Esse contraste sugere que diletrons de baixa massa são produzidos mais tarde na evolução do plasma, enquanto os de alta massa vêm de seu estágio inicial mais energético.
“Este trabalho relata temperaturas médias do QGP em dois estágios distintos de evolução e múltiplos potenciais químicos báricos, marcando um avanço significativo no mapeamento das propriedades termodinâmicas do QGP”, disse Geurts.
Mapeando a Matéria Sob Condições Extremas
Ao medir precisamente a temperatura do QGP em diferentes pontos de sua evolução, os cientistas obtêm dados experimentais cruciais necessários para completar o “diagrama de fase de QCD”, essencial para mapear como a matéria fundamental se comporta sob imenso calor e densidade, semelhante às condições que existiram momentos após o big bang e presentes em fenômenos cósmicos como estrelas de nêutrons.

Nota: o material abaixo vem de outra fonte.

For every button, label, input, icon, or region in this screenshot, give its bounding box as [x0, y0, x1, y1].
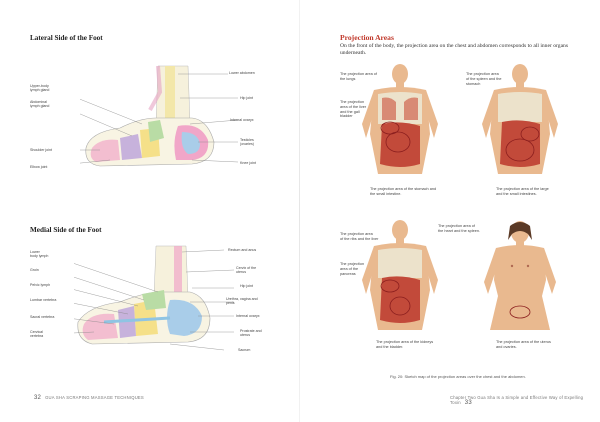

“Armados com este mapa térmico, os pesquisadores podem agora refinar sua compreensão sobre as durações de vida do QGP e suas propriedades de transporte, assim aprimorando nossa compreensão do universo primitivo”, disse Geurts. “Esse avanço significa mais do que uma medição; sinaliza uma nova era na exploração da fronteira mais extrema da matéria.”
Contribuidores do estudo incluem o ex-associado de pós-doutorado da Rice, Zaochen Ye (agora na Universidade Normal do Sul da China), o ex-aluno da Rice, Yiding Han (agora no Baylor College of Medicine), e o atual aluno de graduação da Rice, Chenliang Jin. O trabalho foi apoiado pelo Escritório de Ciência do Departamento de Energia dos EUA.